CCC: What was it like for you in 1995, as an African American man writing realistic stories about African American families in the very white realm of children’s book publishing? How has (or hasn’t) the industry changed over the course of your career? In 2000 you were the first African American man to win the Newbery Medal (first awarded in 1922). How did that change your life?
Christopher Paul Curtis: It never occurred to me in 1995 that I was “writing realistic stories about African American families in the very white realm of children’s book publishing.” But that’s a pretty apt description of what I was doing. It’s good that I wasn’t thinking in those terms because I might have realized what a daunting task that would be and I might have waved the white flag. Unfortunately, twenty years later, it’s still a daunting task. Despite sincere efforts on many fronts to make the publishing world more inclusive and a better reflection of our world, there is a dearth of novels for, by, or about anyone other than the white mainstream. But that’s not something that is exclusive to publishing; it’s the great Gordian knot of American history. My effort, and the efforts of many other writers of fiction for young people, is, to paraphrase Jacqueline Woodson and Rudine Sims Bishop, to simply hold a mirror so that I can reflect the readers’ faces back onto them and point out a window so the “others” can look through and see we’re not so frightening after all.
CCC: What do you hope your readers will know or feel when they finish one of your books?

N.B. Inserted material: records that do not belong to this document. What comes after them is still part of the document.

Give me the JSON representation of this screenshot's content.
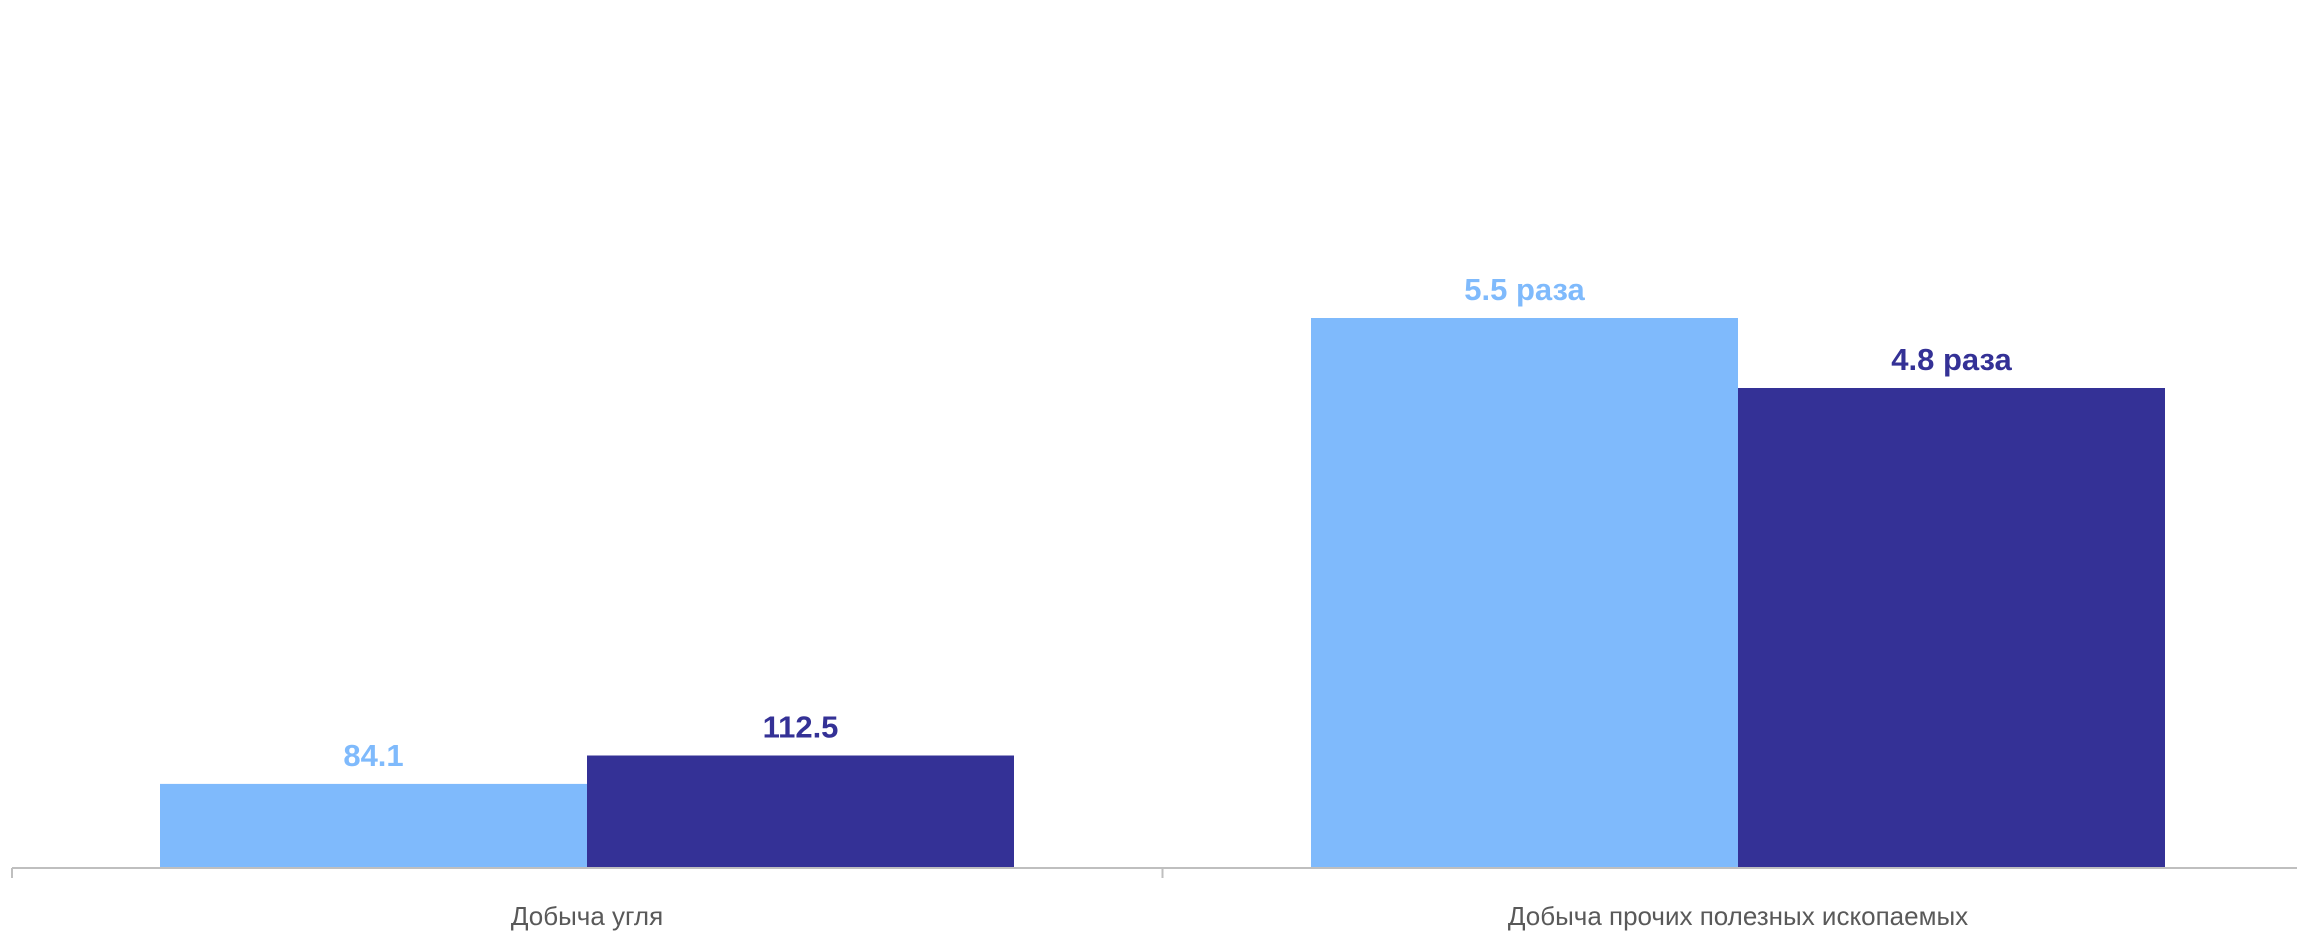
{
  "chart_data": {
    "type": "bar",
    "categories": [
      "Добыча угля",
      "Добыча прочих полезных ископаемых"
    ],
    "series": [
      {
        "values": [
          84.1,
          550
        ],
        "labels": [
          "84.1",
          "5.5 раза"
        ],
        "color": "#7FBAFC"
      },
      {
        "values": [
          112.5,
          480
        ],
        "labels": [
          "112.5",
          "4.8 раза"
        ],
        "color": "#343196"
      }
    ],
    "ylim": [
      0,
      580
    ],
    "grid": false,
    "legend": "none",
    "axis_color": "#BFBFBF",
    "category_label_color": "#595959"
  }
}
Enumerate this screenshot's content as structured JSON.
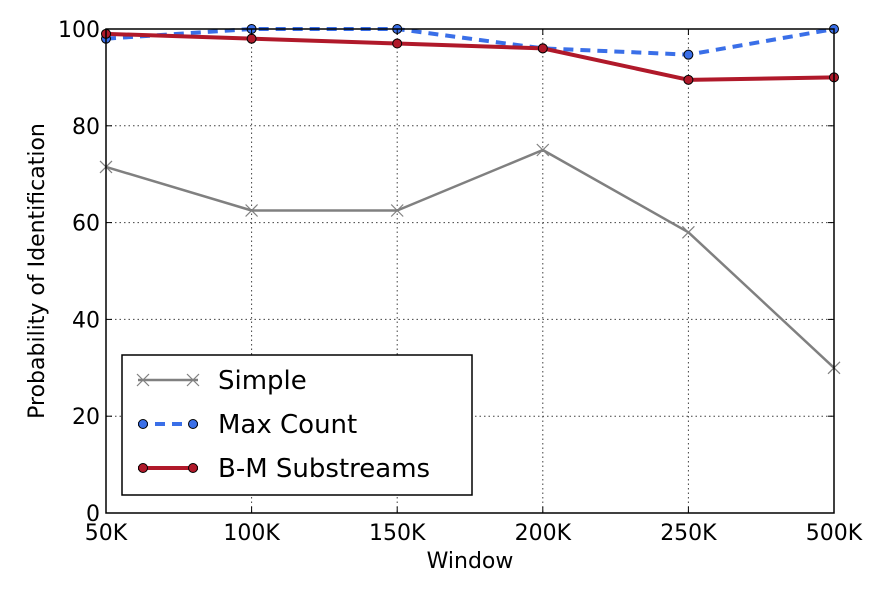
{
  "chart_data": {
    "type": "line",
    "categories": [
      "50K",
      "100K",
      "150K",
      "200K",
      "250K",
      "500K"
    ],
    "xlabel": "Window",
    "ylabel": "Probability of Identification",
    "ylim": [
      0,
      100
    ],
    "yticks": [
      0,
      20,
      40,
      60,
      80,
      100
    ],
    "grid": true,
    "legend_position": "lower-left",
    "series": [
      {
        "name": "Simple",
        "values": [
          71.5,
          62.5,
          62.5,
          75,
          58,
          30
        ],
        "color": "#808080",
        "marker": "x",
        "style": "solid"
      },
      {
        "name": "Max Count",
        "values": [
          98,
          100,
          100,
          96,
          94.7,
          100
        ],
        "color": "#3a6fe8",
        "marker": "circle",
        "style": "dashed"
      },
      {
        "name": "B-M Substreams",
        "values": [
          99,
          98,
          97,
          96,
          89.5,
          90
        ],
        "color": "#b0192a",
        "marker": "circle",
        "style": "solid"
      }
    ]
  }
}
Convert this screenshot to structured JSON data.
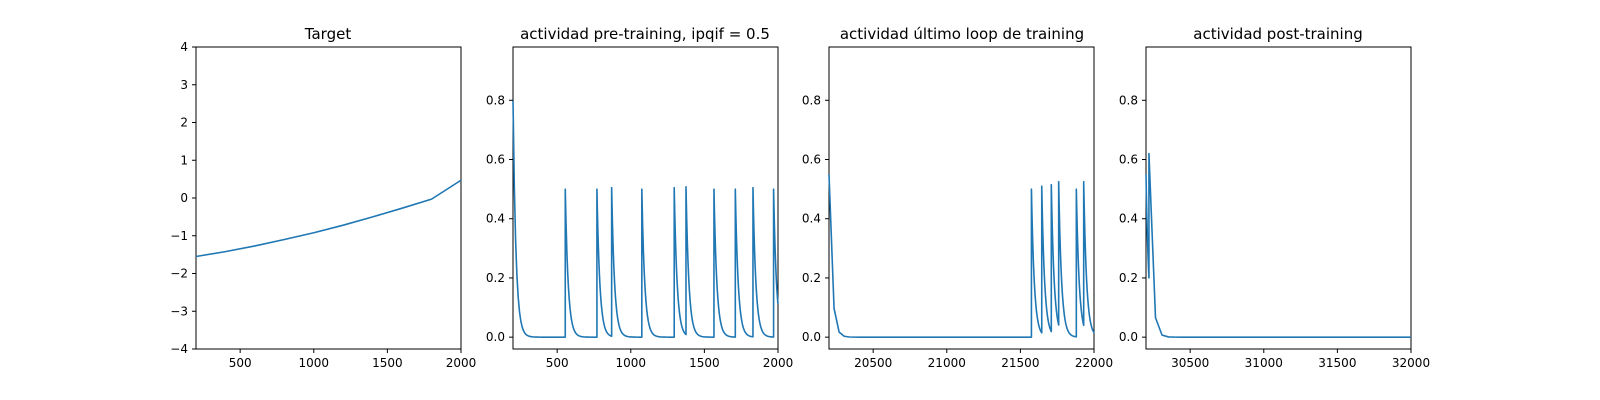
{
  "chart_data": [
    {
      "type": "line",
      "title": "Target",
      "xlabel": "",
      "ylabel": "",
      "xlim": [
        200,
        2000
      ],
      "ylim": [
        -4,
        4
      ],
      "xticks": [
        500,
        1000,
        1500,
        2000
      ],
      "yticks": [
        -4,
        -3,
        -2,
        -1,
        0,
        1,
        2,
        3,
        4
      ],
      "grid": false,
      "color": "#1f77b4",
      "series": [
        {
          "x": [
            200,
            400,
            600,
            800,
            1000,
            1200,
            1400,
            1600,
            1800,
            2000
          ],
          "y": [
            -1.55,
            -1.42,
            -1.27,
            -1.1,
            -0.92,
            -0.72,
            -0.5,
            -0.27,
            -0.03,
            0.47
          ]
        }
      ]
    },
    {
      "type": "line",
      "title": "actividad pre-training, ipqif = 0.5",
      "xlabel": "",
      "ylabel": "",
      "xlim": [
        200,
        2000
      ],
      "ylim": [
        -0.04,
        0.98
      ],
      "xticks": [
        500,
        1000,
        1500,
        2000
      ],
      "yticks": [
        0.0,
        0.2,
        0.4,
        0.6,
        0.8
      ],
      "grid": false,
      "color": "#1f77b4",
      "start": {
        "x": 200,
        "y": 0.8
      },
      "spikes": [
        {
          "x": 555,
          "peak": 0.5
        },
        {
          "x": 770,
          "peak": 0.5
        },
        {
          "x": 870,
          "peak": 0.505
        },
        {
          "x": 1075,
          "peak": 0.5
        },
        {
          "x": 1295,
          "peak": 0.505
        },
        {
          "x": 1375,
          "peak": 0.508
        },
        {
          "x": 1565,
          "peak": 0.5
        },
        {
          "x": 1710,
          "peak": 0.5
        },
        {
          "x": 1830,
          "peak": 0.505
        },
        {
          "x": 1970,
          "peak": 0.5
        }
      ],
      "end_value": 0.12
    },
    {
      "type": "line",
      "title": "actividad último loop de training",
      "xlabel": "",
      "ylabel": "",
      "xlim": [
        20200,
        22000
      ],
      "ylim": [
        -0.04,
        0.98
      ],
      "xticks": [
        20500,
        21000,
        21500,
        22000
      ],
      "yticks": [
        0.0,
        0.2,
        0.4,
        0.6,
        0.8
      ],
      "grid": false,
      "color": "#1f77b4",
      "start": {
        "x": 20200,
        "y": 0.55
      },
      "spikes": [
        {
          "x": 21575,
          "peak": 0.5
        },
        {
          "x": 21645,
          "peak": 0.51
        },
        {
          "x": 21710,
          "peak": 0.515
        },
        {
          "x": 21760,
          "peak": 0.525
        },
        {
          "x": 21880,
          "peak": 0.5
        },
        {
          "x": 21930,
          "peak": 0.525
        }
      ],
      "end_value": 0.02
    },
    {
      "type": "line",
      "title": "actividad post-training",
      "xlabel": "",
      "ylabel": "",
      "xlim": [
        30200,
        32000
      ],
      "ylim": [
        -0.04,
        0.98
      ],
      "xticks": [
        30500,
        31000,
        31500,
        32000
      ],
      "yticks": [
        0.0,
        0.2,
        0.4,
        0.6,
        0.8
      ],
      "grid": false,
      "color": "#1f77b4",
      "start": {
        "x": 30200,
        "y": 0.55
      },
      "spikes": [
        {
          "x": 30220,
          "peak": 0.62
        }
      ],
      "end_value": 0.0
    }
  ]
}
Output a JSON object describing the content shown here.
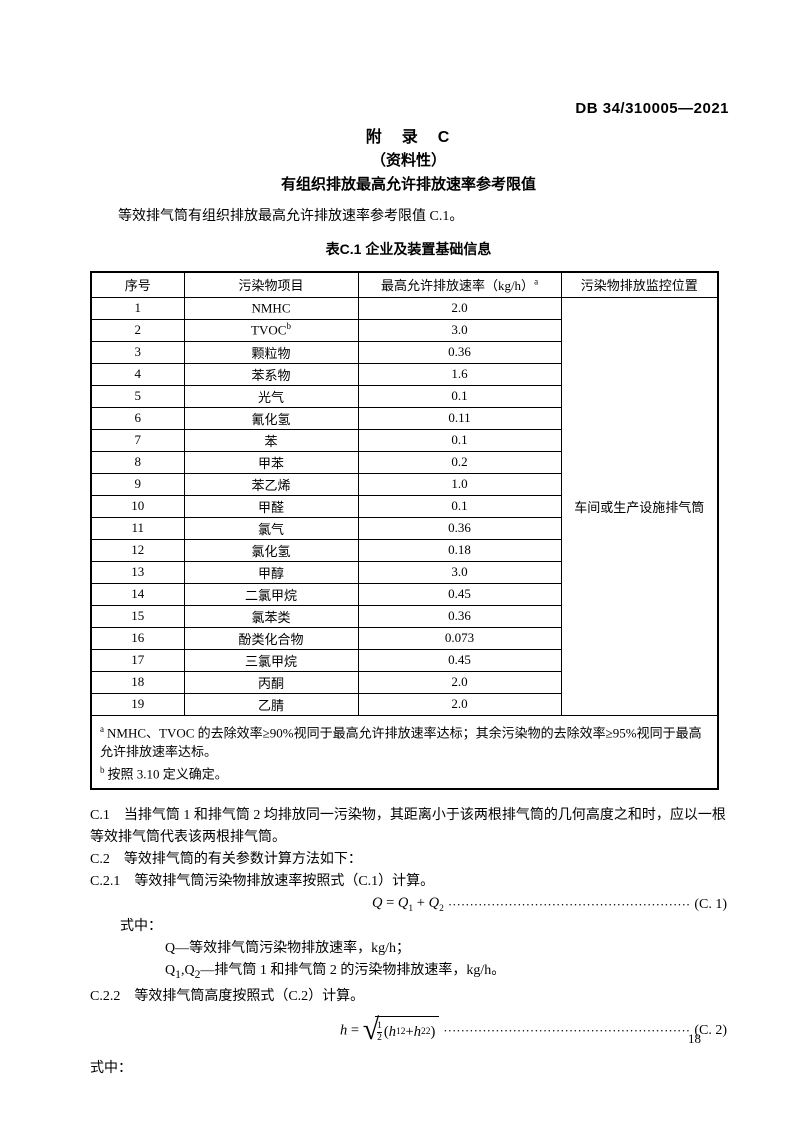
{
  "header": {
    "doc_number": "DB 34/310005—2021"
  },
  "appendix": {
    "title": "附　录　C",
    "classification": "（资料性）",
    "heading": "有组织排放最高允许排放速率参考限值",
    "intro": "等效排气筒有组织排放最高允许排放速率参考限值 C.1。"
  },
  "table": {
    "caption": "表C.1 企业及装置基础信息",
    "columns": [
      "序号",
      "污染物项目",
      "最高允许排放速率（kg/h）",
      "污染物排放监控位置"
    ],
    "rate_header_sup": "a",
    "monitoring_location": "车间或生产设施排气筒",
    "rows": [
      {
        "no": "1",
        "pollutant": "NMHC",
        "pollutant_sup": "",
        "rate": "2.0"
      },
      {
        "no": "2",
        "pollutant": "TVOC",
        "pollutant_sup": "b",
        "rate": "3.0"
      },
      {
        "no": "3",
        "pollutant": "颗粒物",
        "pollutant_sup": "",
        "rate": "0.36"
      },
      {
        "no": "4",
        "pollutant": "苯系物",
        "pollutant_sup": "",
        "rate": "1.6"
      },
      {
        "no": "5",
        "pollutant": "光气",
        "pollutant_sup": "",
        "rate": "0.1"
      },
      {
        "no": "6",
        "pollutant": "氰化氢",
        "pollutant_sup": "",
        "rate": "0.11"
      },
      {
        "no": "7",
        "pollutant": "苯",
        "pollutant_sup": "",
        "rate": "0.1"
      },
      {
        "no": "8",
        "pollutant": "甲苯",
        "pollutant_sup": "",
        "rate": "0.2"
      },
      {
        "no": "9",
        "pollutant": "苯乙烯",
        "pollutant_sup": "",
        "rate": "1.0"
      },
      {
        "no": "10",
        "pollutant": "甲醛",
        "pollutant_sup": "",
        "rate": "0.1"
      },
      {
        "no": "11",
        "pollutant": "氯气",
        "pollutant_sup": "",
        "rate": "0.36"
      },
      {
        "no": "12",
        "pollutant": "氯化氢",
        "pollutant_sup": "",
        "rate": "0.18"
      },
      {
        "no": "13",
        "pollutant": "甲醇",
        "pollutant_sup": "",
        "rate": "3.0"
      },
      {
        "no": "14",
        "pollutant": "二氯甲烷",
        "pollutant_sup": "",
        "rate": "0.45"
      },
      {
        "no": "15",
        "pollutant": "氯苯类",
        "pollutant_sup": "",
        "rate": "0.36"
      },
      {
        "no": "16",
        "pollutant": "酚类化合物",
        "pollutant_sup": "",
        "rate": "0.073"
      },
      {
        "no": "17",
        "pollutant": "三氯甲烷",
        "pollutant_sup": "",
        "rate": "0.45"
      },
      {
        "no": "18",
        "pollutant": "丙酮",
        "pollutant_sup": "",
        "rate": "2.0"
      },
      {
        "no": "19",
        "pollutant": "乙腈",
        "pollutant_sup": "",
        "rate": "2.0"
      }
    ],
    "footnotes": [
      {
        "marker": "a",
        "text": "NMHC、TVOC 的去除效率≥90%视同于最高允许排放速率达标；其余污染物的去除效率≥95%视同于最高允许排放速率达标。"
      },
      {
        "marker": "b",
        "text": "按照 3.10 定义确定。"
      }
    ]
  },
  "body": {
    "c1": "C.1　当排气筒 1 和排气筒 2 均排放同一污染物，其距离小于该两根排气筒的几何高度之和时，应以一根等效排气筒代表该两根排气筒。",
    "c2": "C.2　等效排气筒的有关参数计算方法如下：",
    "c21": "C.2.1　等效排气筒污染物排放速率按照式（C.1）计算。",
    "eq1": {
      "lhs": "Q",
      "equals": " = ",
      "q1": "Q",
      "q1_sub": "1",
      "plus": " + ",
      "q2": "Q",
      "q2_sub": "2",
      "label": "(C. 1)"
    },
    "where1": "式中：",
    "def_q": {
      "sym": "Q",
      "text": "—等效排气筒污染物排放速率，kg/h；"
    },
    "def_q12": {
      "sym1": "Q",
      "sym1_sub": "1",
      "comma": ",",
      "sym2": "Q",
      "sym2_sub": "2",
      "text": "—排气筒 1 和排气筒 2 的污染物排放速率，kg/h。"
    },
    "c22": "C.2.2　等效排气筒高度按照式（C.2）计算。",
    "eq2": {
      "lhs": "h",
      "equals": " = ",
      "frac_num": "1",
      "frac_den": "2",
      "open": "(",
      "h1": "h",
      "h1_sub": "1",
      "h1_sup": "2",
      "plus": " + ",
      "h2": "h",
      "h2_sub": "2",
      "h2_sup": "2",
      "close": ")",
      "label": "(C. 2)"
    },
    "where2": "式中："
  },
  "footer": {
    "page_number": "18"
  }
}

Christopher Paul Curtis: My biggest hope is that my younger readers will feel a sense of curiosity when they finish one of my books. I hope I’ve piqued their interest in whatever I’m writing about and that will lead them to further investigation of the subject. Ideally, they’ll seek out a nonfiction book and see where my story sits historically. With readers of all ages, I think it’s crucial that they be entertained and feel empathy with my characters. Writing is a grand act of manipulation, and writers have so many tools at our disposal to influence readers. We have time. We can go over something again and again until we get it as close to right as we can tolerate. We have access to great books that have come before, which are storehouses of knowledge of craft. We have access to older, wiser human beings who are a treasure of minute historical details. There is a saying that with the death of every senior the world loses another library. If we act quickly enough, writers have access to those libraries. We have access to our own experiences and we have the fact that these experiences are filtered through the prisms of our lives, which make the story our own. With all of that working for me as a writer, with all of those tools on my side, I hope most of all that my readers enjoy the stories and learn something to boot. I believe when a reader picks up a book, he or she is entering into a contract with a writer, one in which they agree to suspend disbelief long enough and just enough that they can be moved by the artificial construct that is a novel. I hope my readers have faith enough in me to feel I’ve fulfilled my end of the contract with them.